Tuesday, September 16, 2008

The Sights: The Blue Nile Falls

The Blue Nile Falls. Mystical. Breathtaking. Paradise.

The Lonely Planet describes these falls as lackluster and dried up, but we visited during the best time of year (i.e. just during/after the rainy season), making the water flow and ferocity of the falls stronger than ever. The Lonely Planet seems to be wrong on this place.

In my opinion, the falls are truly stunning – too beautiful for words and too magical to be captured in pictures and believe me we tried. We tried photographing this magnificent feat of nature from every angle and while the photos capture some of the awe and wonder of this place, they do not do the falls justice. At one point on our hike through the hills and caverns leading to the falls, surrounded by the greenest of green grass and trees, the most lush landscape and vivid colours, I sat and stared. Simply speechless. While I sat, little children sat in the trees and played the flute (I kid you not – it was like a picture of paradise that you dream about).

I thought this place must be the creation of some higher power, be it spiritual or otherwise (and for me it felt extremely spiritual), a place of such beauty and perfection, so natural and yet so incomprehensible all at the same time that I was dumbfounded. The last time I remember having this feeling of complete wonder, joy and peace was when I visited Puttaparthi last summer for the World Youth Conference and when I set my eyes on the Taj Mahal (both times). For me, the reality of being in this new place, of being in Ethiopia, of my new life since August finally hit home. As Dorothy said in the Wizard of Oz, “We are a long way from Kansas, Todo.”

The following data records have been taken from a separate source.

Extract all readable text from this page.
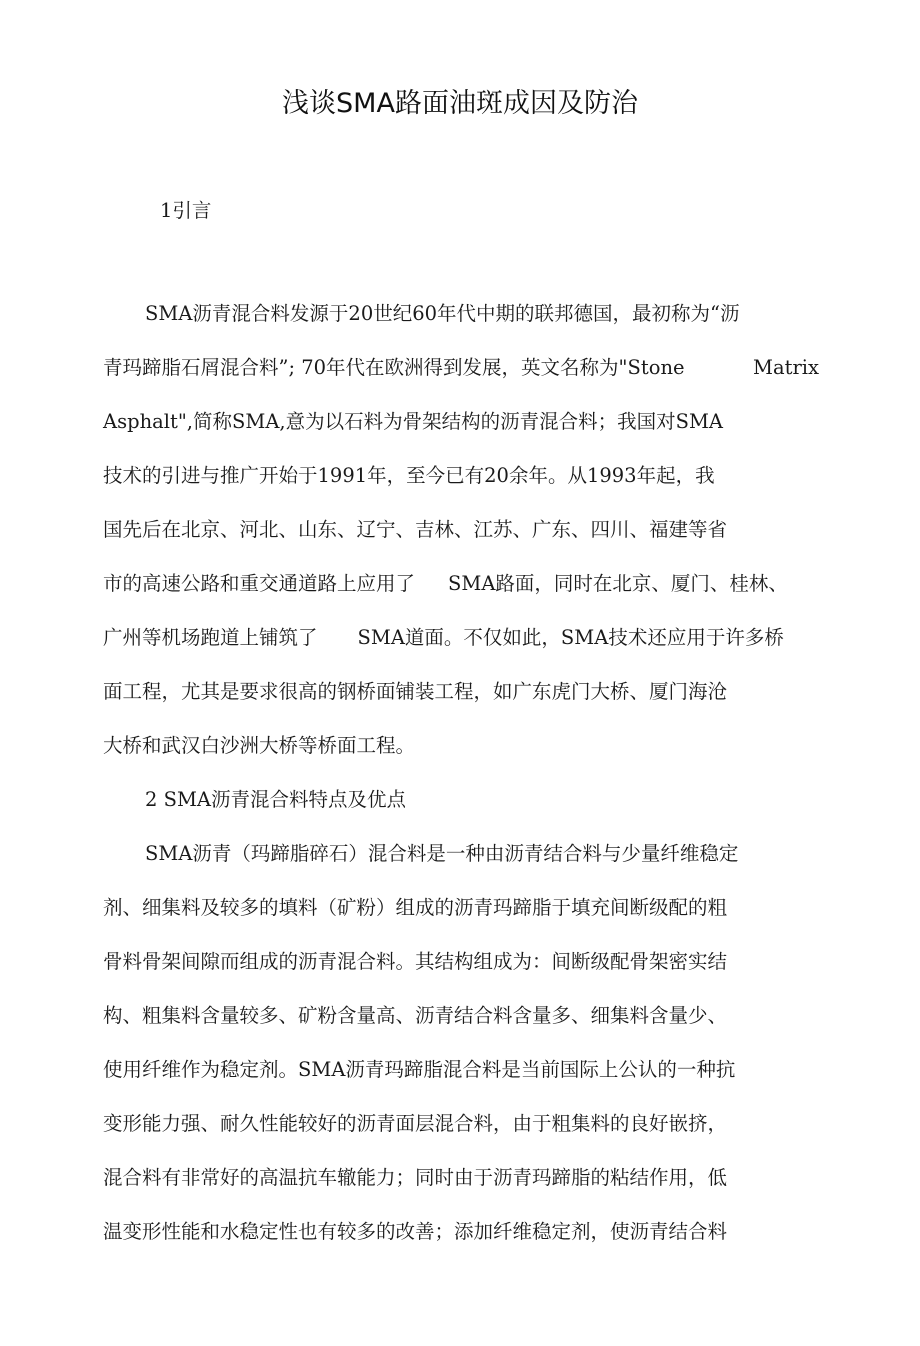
浅谈SMA路面油斑成因及防治

1引言

SMA沥青混合料发源于20世纪60年代中期的联邦德国，最初称为“沥

青玛蹄脂石屑混合料”; 70年代在欧洲得到发展，英文名称为"Stone	Matrix

Asphalt",简称SMA,意为以石料为骨架结构的沥青混合料；我国对SMA

技术的引进与推广开始于1991年，至今已有20余年。从1993年起，我

国先后在北京、河北、山东、辽宁、吉林、江苏、广东、四川、福建等省

市的高速公路和重交通道路上应用了 SMA路面，同时在北京、厦门、桂林、

广州等机场跑道上铺筑了 SMA道面。不仅如此，SMA技术还应用于许多桥

面工程，尤其是要求很高的钢桥面铺装工程，如广东虎门大桥、厦门海沧

大桥和武汉白沙洲大桥等桥面工程。

2 SMA沥青混合料特点及优点

SMA沥青（玛蹄脂碎石）混合料是一种由沥青结合料与少量纤维稳定

剂、细集料及较多的填料（矿粉）组成的沥青玛蹄脂于填充间断级配的粗

骨料骨架间隙而组成的沥青混合料。其结构组成为：间断级配骨架密实结

构、粗集料含量较多、矿粉含量高、沥青结合料含量多、细集料含量少、

使用纤维作为稳定剂。SMA沥青玛蹄脂混合料是当前国际上公认的一种抗

变形能力强、耐久性能较好的沥青面层混合料，由于粗集料的良好嵌挤，

混合料有非常好的高温抗车辙能力；同时由于沥青玛蹄脂的粘结作用，低

温变形性能和水稳定性也有较多的改善；添加纤维稳定剂，使沥青结合料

Ethiopia is a land of such vast contrasts – it is not the desolate desert depicted in international images of this country. Ethiopia is not defined simply in the struggles and complexities that characterize its history and current political realities. It is a country rich in natural beauty and steeped in culture, full of people that give so completely of themselves, a country of such variance that to attach a single description to its name would be a severe injustice.